A six-year-old data point.

How many asthma attacks, ER visits, lost days of work and school and heart attacks happened to Utah residents in that time? How many deaths? How many of those people were among the state’s most medically vulnerable or were living on the west side of Salt Lake County, where suffering from air pollution is the worst?

What the study shows, among other things, is that one of the many airborne chemicals that reacts in sunlight to create PM2.5 pollutants is bromine. Which apparently rises from US Magnesium in abundance but which is not one of the substances that the Utah Division of Air Quality keeps track of.

Extensive, real-time monitoring of the sources of air pollution is needed. Just as much as we need extensive, real-time monitoring of our uses of water.
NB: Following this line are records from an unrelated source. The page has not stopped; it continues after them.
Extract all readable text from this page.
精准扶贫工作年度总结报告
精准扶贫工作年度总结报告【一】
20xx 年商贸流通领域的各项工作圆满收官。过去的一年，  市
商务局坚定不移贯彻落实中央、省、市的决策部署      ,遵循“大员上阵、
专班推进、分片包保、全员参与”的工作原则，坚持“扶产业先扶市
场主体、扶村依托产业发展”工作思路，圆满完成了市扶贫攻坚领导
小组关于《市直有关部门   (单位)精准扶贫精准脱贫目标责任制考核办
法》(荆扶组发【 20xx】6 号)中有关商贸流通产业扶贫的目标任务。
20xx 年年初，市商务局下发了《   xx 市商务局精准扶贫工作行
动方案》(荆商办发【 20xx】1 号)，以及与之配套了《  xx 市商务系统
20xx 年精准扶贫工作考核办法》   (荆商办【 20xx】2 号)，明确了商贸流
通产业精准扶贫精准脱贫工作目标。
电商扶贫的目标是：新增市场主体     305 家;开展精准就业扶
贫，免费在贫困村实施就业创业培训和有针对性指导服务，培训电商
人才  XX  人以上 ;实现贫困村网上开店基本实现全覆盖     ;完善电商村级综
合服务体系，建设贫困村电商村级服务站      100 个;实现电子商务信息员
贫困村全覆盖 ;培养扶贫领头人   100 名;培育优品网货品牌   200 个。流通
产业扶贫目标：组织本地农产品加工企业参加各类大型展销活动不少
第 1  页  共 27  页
Magnesium is not just something found in nutritional supplements. It is a key material to modern industrial economy, providing a tough and light-weight replacement for plastics and for heavier metals in everything from electronics to cars and aircraft. Cars and aircraft that can be more fuel-efficient than older versions.

The Utah plant is the only significant source of magnesium in the United States. One argument for producing magnesium and other such materials here, rather than in impoverished and poorly governed Third World nations, is that we are better suited to mine and refine these materials in ways that do minimal damage to the environment.
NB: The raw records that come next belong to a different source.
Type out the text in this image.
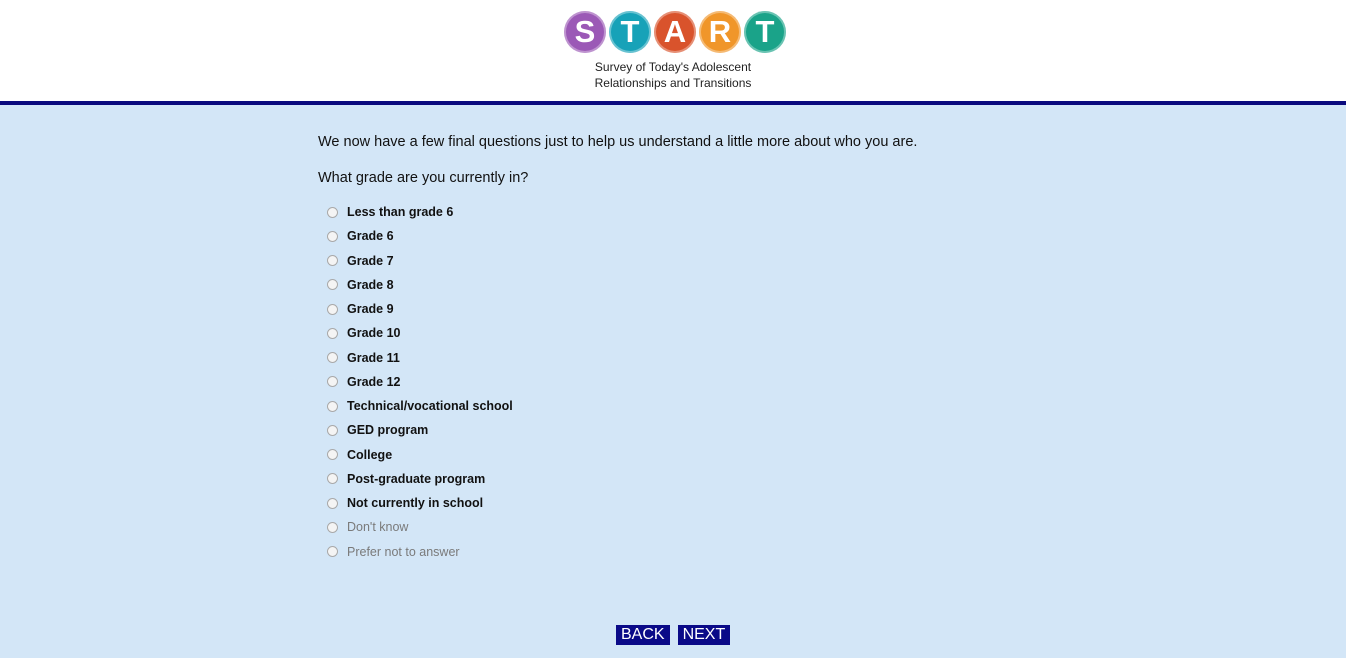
S T A R T
Survey of Today's Adolescent
Relationships and Transitions
We now have a few final questions just to help us understand a little more about who you are.
What grade are you currently in?
Less than grade 6
Grade 6
Grade 7
Grade 8
Grade 9
Grade 10
Grade 11
Grade 12
Technical/vocational school
GED program
College
Post-graduate program
Not currently in school
Don't know
Prefer not to answer
BACK	NEXT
In theory, that’s probably true. In practice, well, we need to be convinced.

It can be difficult for the majority of us to be convinced to drive less, take the bus, stop using the fireplace on bad air days, or any other step when it is clear that huge portions of the problem rise from a few sources.

Any group that aspires to political or moral leadership needs to be speaking out about this. Religious organizations, particularly the Utah-based Church of Jesus Christ of Latter-day Saints, should be both talking the talk and walking the walk. A belief that humans owe the land their responsible stewardship is common to many faiths, but not often enough demonstrated in any pulpit or authority.

Our officials have been heard to say that they are not fond of regulatory crack-downs. That they prefer to offer carrots rather than sticks. But sticks, wielded by the federal government, have done more than anything to reduce air pollution in Utah. And carrots need to be paid for.